It seems that most meeting planners get into the business by accident, rather than spending their grade-school years thinking, “When I grow up, I’d sure like to organize professional-education conferences.”
In the case of Tomell Harbison, however, that’s exactly how it happened.
The four-year veteran of the meetings industry is the son of a meeting planner: Linda Pierre, who worked for several associations and is now an independent planner. With that head start in understanding the critical role planners play in the success of business events, Harbison was recently named to the “20 in Their Twenties” list of industry up-and-comers compiled by the Professional Convention Management Association.
After a college internship in the programs and conferences department of the American Association of Physics Teachers, Harbison spent three years as a full-timer with the Society of American Military Engineers. In September 2021, he moved over to Talley Management Group as a meeting and event coordinator.
MeetingsNet caught up to Harbison in late November to ask him about his introduction to the event-planning world, what he likes most about it, what event hosts must do to attract younger attendees, and what his long-term career goals are.
MeetingsNet: A lot of kids don’t know much about what their parents do, or don’t care. How did you come to appreciate the role of meeting planner?
Tomell Harbison: With my mom, it was the “take your kid to work” days that got me interested, because I would go in and help stuff name badges and actually sit in on some meetings. I always thought it was cool how she could plan an entire conference for thousands of people. At a certain point, I said to myself, “This is definitely something I could do.”
MeetingsNet: What is your favorite part of the job?
Harbison: Being able to learn about so many different associations and what they do for their members and for society. For example, the Organization of Black Aerospace Professionals caters to African-American pilots and workers in the aerospace field, where they develop their skills and their contacts and get connected to new job opportunities. But I’ve also learned that the most important aspect for them is the sense of being a large family. Even when I work with other groups, I can really sense the passion for what they do, which is very inspiring.
MeetingsNet: For more than half of your professional career, face-to-face meetings have been on hold due to the Covid pandemic. As these events return, what do you think is most important for getting younger association members to attend in person rather than online?
Harbison: To get the younger generation to show up, you have to create memorable experiences, not just a series of learning sessions.
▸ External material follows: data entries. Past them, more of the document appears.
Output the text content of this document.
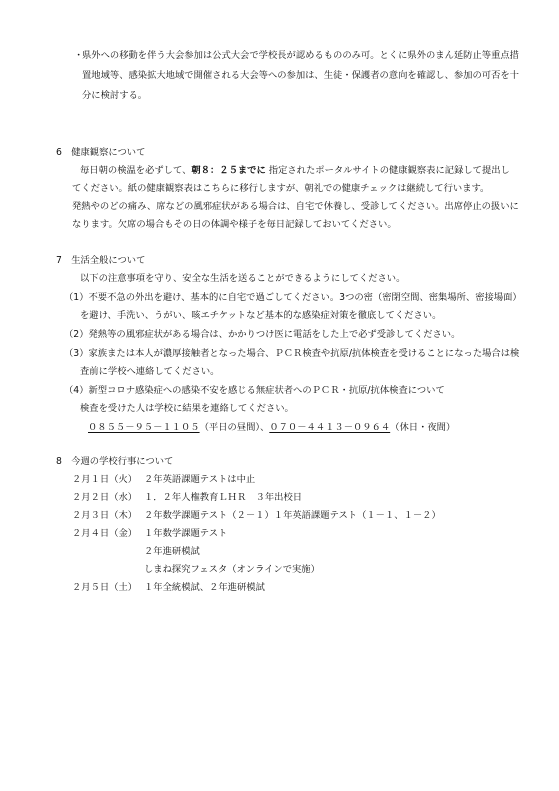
・
県外への移動を伴う大会参加は公式大会で学校長が認めるもののみ可。とくに県外のまん延防止等重点措
置地域等、感染拡大地域で開催される大会等への参加は、生徒・保護者の意向を確認し、参加の可否を十
分に検討する。
6　健康観察について
毎日朝の検温を必ずして、朝８：２５までに 指定されたポータルサイトの健康観察表に記録して提出し
てください。紙の健康観察表はこちらに移行しますが、朝礼での健康チェックは継続して行います。
発熱やのどの痛み、席などの風邪症状がある場合は、自宅で休養し、受診してください。出席停止の扱いに
なります。欠席の場合もその日の体調や様子を毎日記録しておいてください。
7　生活全般について
以下の注意事項を守り、安全な生活を送ることができるようにしてください。
（1）不要不急の外出を避け、基本的に自宅で過ごしてください。3つの密（密閉空間、密集場所、密接場面）
を避け、手洗い、うがい、咳エチケットなど基本的な感染症対策を徹底してください。
（2）発熱等の風邪症状がある場合は、かかりつけ医に電話をした上で必ず受診してください。
（3）家族または本人が濃厚接触者となった場合、ＰＣＲ検査や抗原/抗体検査を受けることになった場合は検
査前に学校へ連絡してください。
（4）新型コロナ感染症への感染不安を感じる無症状者へのＰＣＲ・抗原/抗体検査について
検査を受けた人は学校に結果を連絡してください。
０８５５－９５－１１０５（平日の昼間）、０７０－４４１３－０９６４（休日・夜間）
8　今週の学校行事について
２月１日（火） ２年英語課題テストは中止
２月２日（水） １．２年人権教育ＬＨＲ　３年出校日
２月３日（木） ２年数学課題テスト（２－１）１年英語課題テスト（１－１、１－２）
２月４日（金） １年数学課題テスト
２年進研模試
しまね探究フェスタ（オンラインで実施）
２月５日（土） １年全統模試、２年進研模試
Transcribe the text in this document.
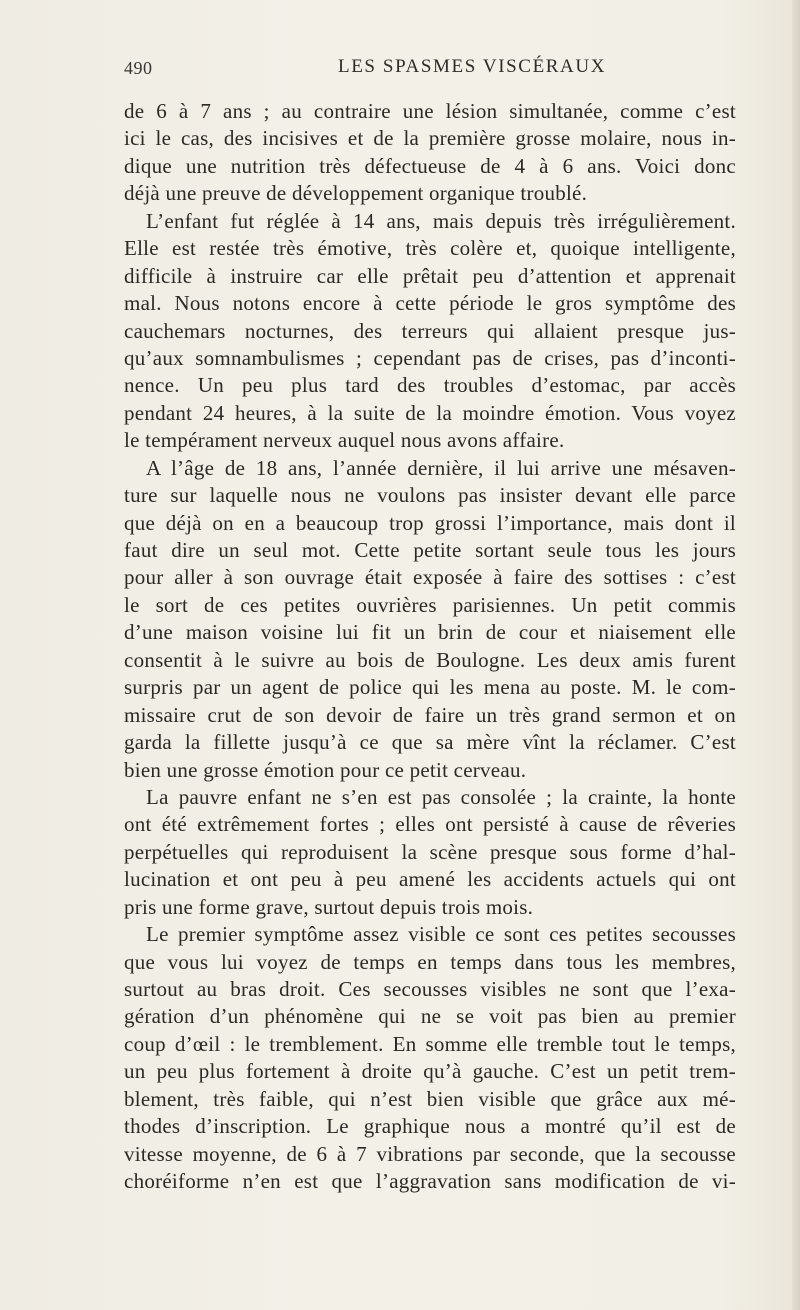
490	LES SPASMES VISCÉRAUX
de 6 à 7 ans ; au contraire une lésion simultanée, comme c’est
ici le cas, des incisives et de la première grosse molaire, nous in-
dique une nutrition très défectueuse de 4 à 6 ans. Voici donc
déjà une preuve de développement organique troublé.
L’enfant fut réglée à 14 ans, mais depuis très irrégulièrement.
Elle est restée très émotive, très colère et, quoique intelligente,
difficile à instruire car elle prêtait peu d’attention et apprenait
mal. Nous notons encore à cette période le gros symptôme des
cauchemars nocturnes, des terreurs qui allaient presque jus-
qu’aux somnambulismes ; cependant pas de crises, pas d’inconti-
nence. Un peu plus tard des troubles d’estomac, par accès
pendant 24 heures, à la suite de la moindre émotion. Vous voyez
le tempérament nerveux auquel nous avons affaire.
A l’âge de 18 ans, l’année dernière, il lui arrive une mésaven-
ture sur laquelle nous ne voulons pas insister devant elle parce
que déjà on en a beaucoup trop grossi l’importance, mais dont il
faut dire un seul mot. Cette petite sortant seule tous les jours
pour aller à son ouvrage était exposée à faire des sottises : c’est
le sort de ces petites ouvrières parisiennes. Un petit commis
d’une maison voisine lui fit un brin de cour et niaisement elle
consentit à le suivre au bois de Boulogne. Les deux amis furent
surpris par un agent de police qui les mena au poste. M. le com-
missaire crut de son devoir de faire un très grand sermon et on
garda la fillette jusqu’à ce que sa mère vînt la réclamer. C’est
bien une grosse émotion pour ce petit cerveau.
La pauvre enfant ne s’en est pas consolée ; la crainte, la honte
ont été extrêmement fortes ; elles ont persisté à cause de rêveries
perpétuelles qui reproduisent la scène presque sous forme d’hal-
lucination et ont peu à peu amené les accidents actuels qui ont
pris une forme grave, surtout depuis trois mois.
Le premier symptôme assez visible ce sont ces petites secousses
que vous lui voyez de temps en temps dans tous les membres,
surtout au bras droit. Ces secousses visibles ne sont que l’exa-
gération d’un phénomène qui ne se voit pas bien au premier
coup d’œil : le tremblement. En somme elle tremble tout le temps,
un peu plus fortement à droite qu’à gauche. C’est un petit trem-
blement, très faible, qui n’est bien visible que grâce aux mé-
thodes d’inscription. Le graphique nous a montré qu’il est de
vitesse moyenne, de 6 à 7 vibrations par seconde, que la secousse
choréiforme n’en est que l’aggravation sans modification de vi-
Besides what I hear from colleagues around my age, recent surveys show that young professionals do not want to sit in traditional seminar sessions; it just does not interest them. To get their attention, you must make things as interactive as possible. For instance, you need more roundtable opportunities where they can engage both presenters and each other in deeper ways. Also, the networking events must be out of the box. You could host a reception in a cool venue like a speakeasy or you could go big, like bringing in Cirque de Soleil performers.
MeetingsNet: Which technology offerings do younger attendees respond to best at a meeting?
Harbison: I’d say having a well-built conference app is the most important thing to satisfy younger attendees. It eliminates the hassle of holding on to physical documents and it’s environmentally sustainable, which young people take note of. I also like using gamification to encourage them to post their event experiences to social media: The more they use the event’s hashtag, the greater chance they have to win a prize.
MeetingsNet: What would long-term career success look like to you?
Harbison: The big goal for my career is to run my own conference and event planning firm. I also want to have a hand in planning an Olympic Games. From there, long-term success would be to build an organization that is strong enough to pass on to the next generation.